Se após aquela derrota judicial ele primou pela hipocrisia, alegando que a corte negou-lhe competência para enfrentar a pandemia, quando seu verdadeiro objetivo era aproveitar uma situação emergencial para reduzir a autonomia das administrações estaduais e municipais, desta vez obteve no Congresso a aprovação de uma lei federal que, ao considerar combustíveis, transporte público, telecomunicações e energia elétrica bens essenciais, limita a cobrança do ICMS a um teto de 18%. Como, segundo a Constituição, esse imposto é de competência dos Estados, governadores de 11 unidades da Federação e do Distrito Federal questionaram no Supremo Tribunal Federal a constitucionalidade dessa lei. “Eles estão unidos contra a população, contra o contribuinte, contra o trabalhador”, reagiu o presidente.

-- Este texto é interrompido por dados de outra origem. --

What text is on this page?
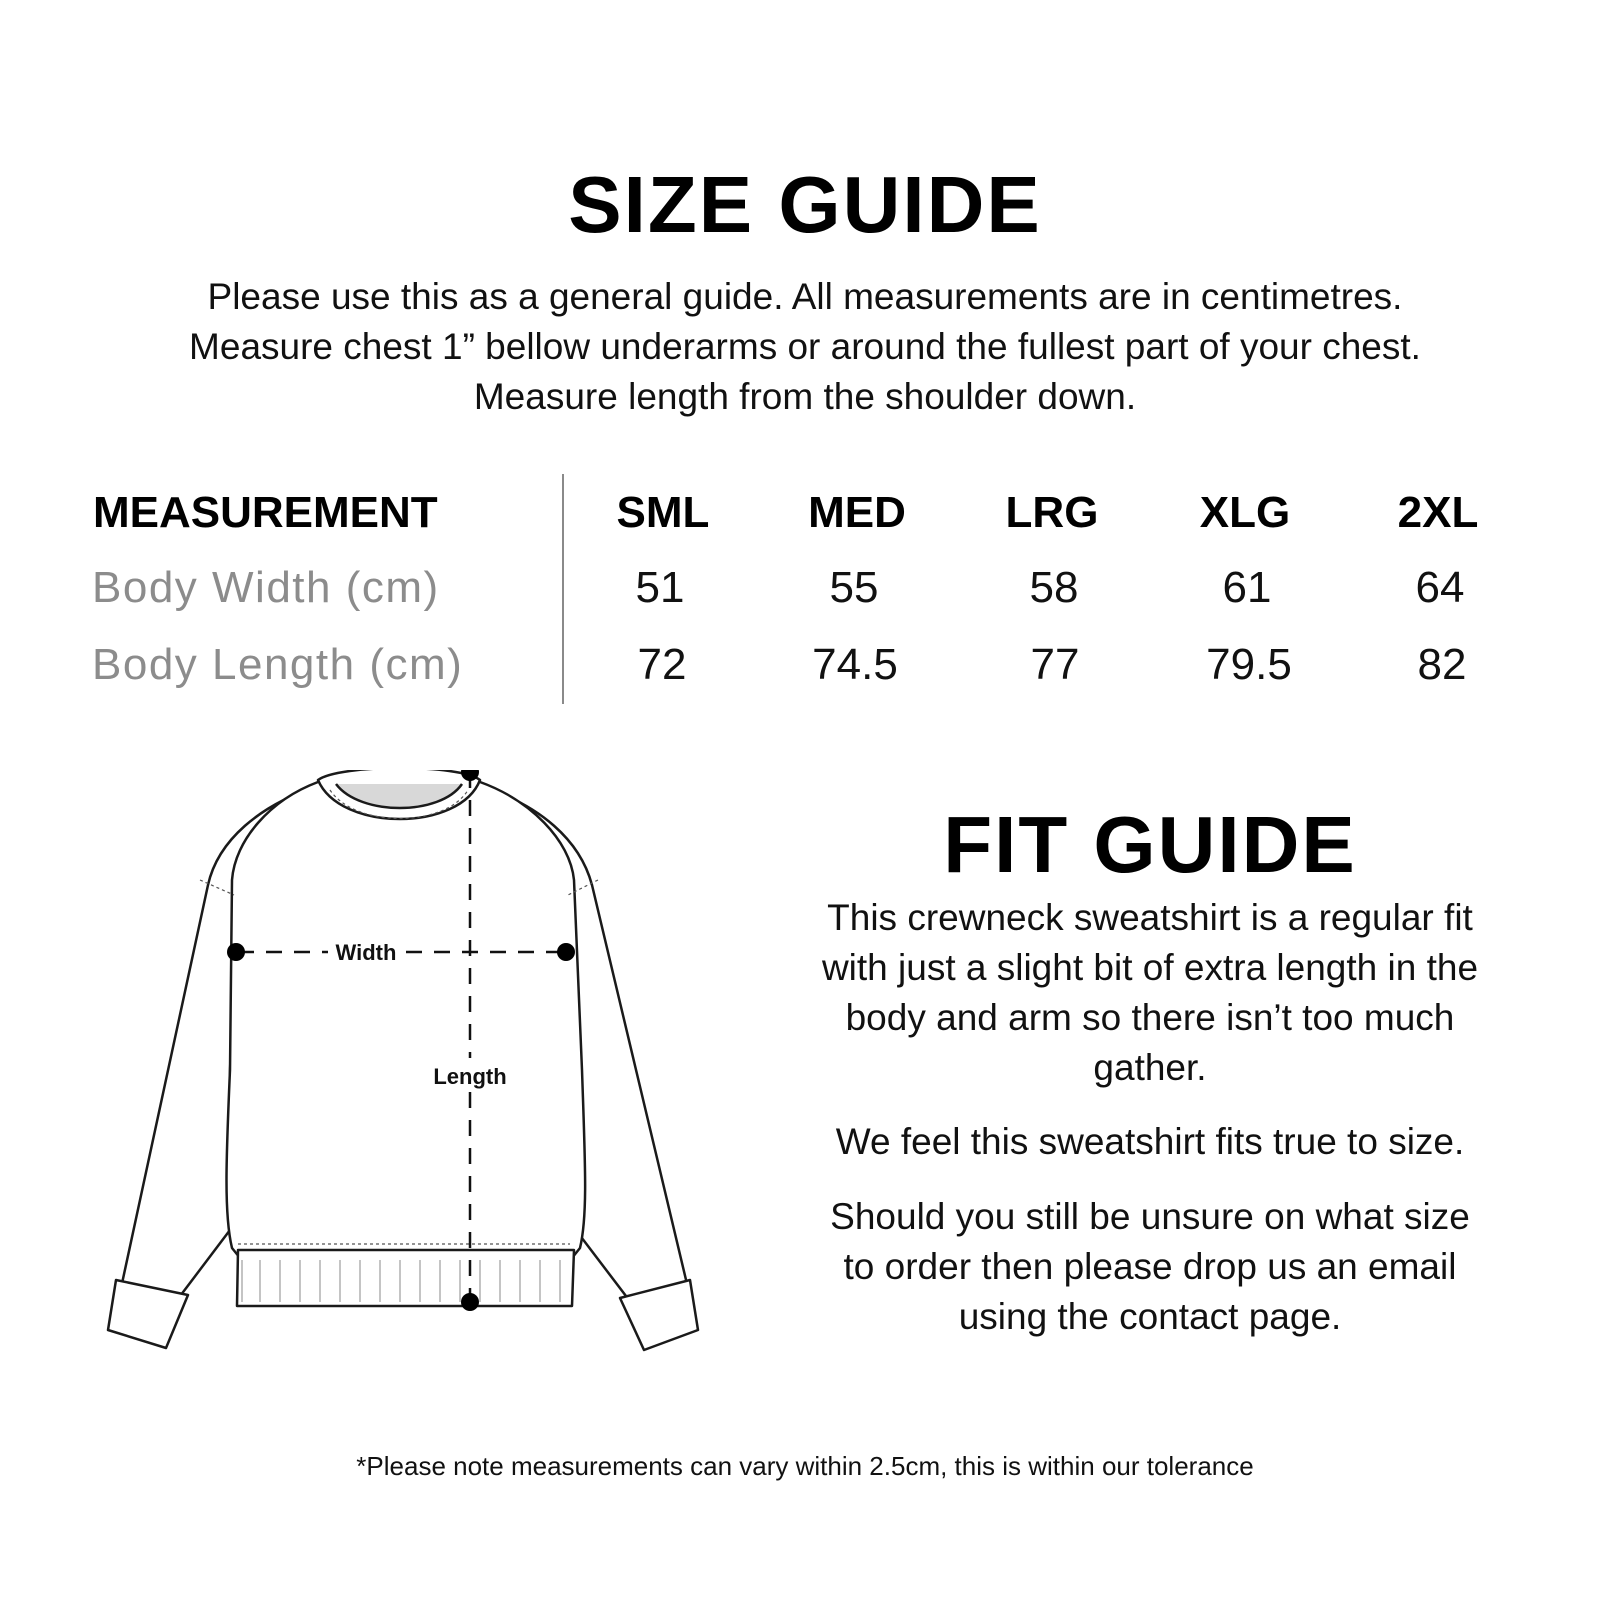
SIZE GUIDE
Please use this as a general guide. All measurements are in centimetres.
Measure chest 1” bellow underarms or around the fullest part of your chest.
Measure length from the shoulder down.
MEASUREMENT	SML	MED	LRG	XLG	2XL
Body Width (cm)	51	55	58	61	64
Body Length (cm)	72	74.5	77	79.5	82
Width
Length
FIT GUIDE
This crewneck sweatshirt is a regular fit
with just a slight bit of extra length in the
body and arm so there isn’t too much
gather.
We feel this sweatshirt fits true to size.
Should you still be unsure on what size
to order then please drop us an email
using the contact page.
*Please note measurements can vary within 2.5cm, this is within our tolerance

Dois meses antes da aprovação dessa lei, o inquilino do Palácio do Planalto já havia pedido ao mesmo Supremo, e também sem sucesso, a suspensão das leis estaduais que definem a alíquota do ICMS sobre combustíveis, sob a justificativa de baixar o preço do diesel e da gasolina. E, recentemente, viu desembarcar em Brasília cerca de mil prefeitos cuja pauta era pressionar o Congresso e o governo a reverter as leis que, desde dezembro de 2021, comprometem o equilíbrio financeiro das prefeituras. Segundo a Confederação Nacional dos Municípios, algumas dessas leis teriam aumentado os gastos municipais em R$ 176,8 bilhões por ano, dos quais R$ 41,8 bilhões com efeito imediatos. Além disso, as demais leis teriam reduzido a arrecadação dos municípios em R$ 51,6 bilhões, dos quais R$ 31,2 bilhões com efeito imediato.
Entre os especialistas em finanças públicas, essas leis foram interpretadas como uma tentativa do presidente para enfraquecer entes subnacionais no curto e no médio prazo. Isso reduz a margem de ação dos prefeitos para formular e implementar políticas públicas. Também inviabiliza a prestação de serviços essenciais com padrões mínimos de qualidade, restringe investimentos em infraestrutura urbana. E ainda dificulta o estímulo a serviços voltados à formação de cadeias locais de valor. Entre os especialistas em direito constitucional e administrativo, considera-se que essa ofensiva teria por objetivo concretizar uma das ambições do presidente da República: a fragilização da estrutura federalista do Estado brasileiro prevista apela Constituição.
Conhecido por seu oceânico despreparo, por seu desprezo à democracia e por sua incapacidade de compreender e acatar as funções limitadoras da Constituição, o chefe do Executivo sempre confundiu competências administrativas com a prerrogativa de legislar em nome do que chama de “democracia” e da “liberdade”. Imaginando-se dispor, legítima e legalmente, do poder de ser o fiel intérprete da ordem jurídica, em abril de 2020, durante uma manifestação em favor de uma intervenção militar e do fechamento do Congresso e do Judiciário, esse senhor chegou a fazer uma afirmação que dá a medida sua inconsequência e irresponsabilidade — “eu sou a Constituição”[1].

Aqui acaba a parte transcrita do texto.